An abstract was recently presented at the annual tox meeting (NACCT) in which the degree to which N-acetylcysteine interferes with INR was evaluated. It made me think that this was a good time to address the early elevation of INR that sometimes occurs in acetaminophen (APAP) OD. Prothrombin time (PT), and therefore INR, is usually a measure of hepatic synthetic function, thus it is important to understand what may cause increases in the PT when hepatic function is normal.
PT is a biochemical measure of the extrinsic pathway of coagulation, quantified as the time there is conversion of prothrombin to thrombin and thus clot formation. Clotting factors that contribute to the PT include I,II,V,VII, IX, and X, all of which are synthesized in the liver. PT is standardized by calculating the INR according to the thromboplastic agent specific to the laboratory
Both APAP and N-ac have a pharmacologic effect on INR.
Supratherapeutic N-ac significantly increase the INR in vitro. The mechanism of N-ac anticoaglulation is unclear but it has been hypothesized to be a destabilization of the di-sulfide bonds in the clotting factors.

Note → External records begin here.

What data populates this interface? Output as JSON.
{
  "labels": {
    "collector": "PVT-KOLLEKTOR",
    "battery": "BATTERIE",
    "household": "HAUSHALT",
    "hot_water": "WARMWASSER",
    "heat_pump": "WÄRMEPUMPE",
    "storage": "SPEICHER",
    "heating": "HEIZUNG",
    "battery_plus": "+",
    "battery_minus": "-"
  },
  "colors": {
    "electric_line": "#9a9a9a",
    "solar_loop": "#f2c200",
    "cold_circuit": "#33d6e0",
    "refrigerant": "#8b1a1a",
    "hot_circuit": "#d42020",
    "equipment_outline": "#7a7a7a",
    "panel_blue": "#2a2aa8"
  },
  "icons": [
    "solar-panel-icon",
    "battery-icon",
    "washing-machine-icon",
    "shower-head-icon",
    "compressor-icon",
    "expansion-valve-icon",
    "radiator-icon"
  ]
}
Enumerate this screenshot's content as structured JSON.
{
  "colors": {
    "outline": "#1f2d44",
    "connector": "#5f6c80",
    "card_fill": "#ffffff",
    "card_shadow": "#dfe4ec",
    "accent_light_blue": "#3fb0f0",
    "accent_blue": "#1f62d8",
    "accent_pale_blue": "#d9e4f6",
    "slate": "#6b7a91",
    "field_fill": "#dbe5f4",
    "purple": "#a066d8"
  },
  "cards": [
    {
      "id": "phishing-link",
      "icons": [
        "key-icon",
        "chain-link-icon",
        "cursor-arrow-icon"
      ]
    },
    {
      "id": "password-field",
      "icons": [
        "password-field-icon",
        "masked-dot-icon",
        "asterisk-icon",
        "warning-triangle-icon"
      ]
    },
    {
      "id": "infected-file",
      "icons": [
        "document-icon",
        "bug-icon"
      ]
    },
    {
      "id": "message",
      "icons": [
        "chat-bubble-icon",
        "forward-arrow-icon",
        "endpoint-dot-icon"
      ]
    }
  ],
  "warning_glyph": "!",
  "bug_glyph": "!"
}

APAP may also increase the PT following APAP overdose (without hepatic injury) by reducing functional factor VII.
The most frequent biochemical abnormality in APAP OD is an increase in transaminases, which is not indicative of abnormal synthetic function. (Think of being hit in the arm. Arm becomes black and blue but still works. This is consistent with the transaminitis in APAP OD)
Clinically, an elevation of INR that does not indicate liver damage should be considered when the INR is elevated prior to significant transaminase elevation. In the presented abstract, early elevation of INR was not greater than twice normal.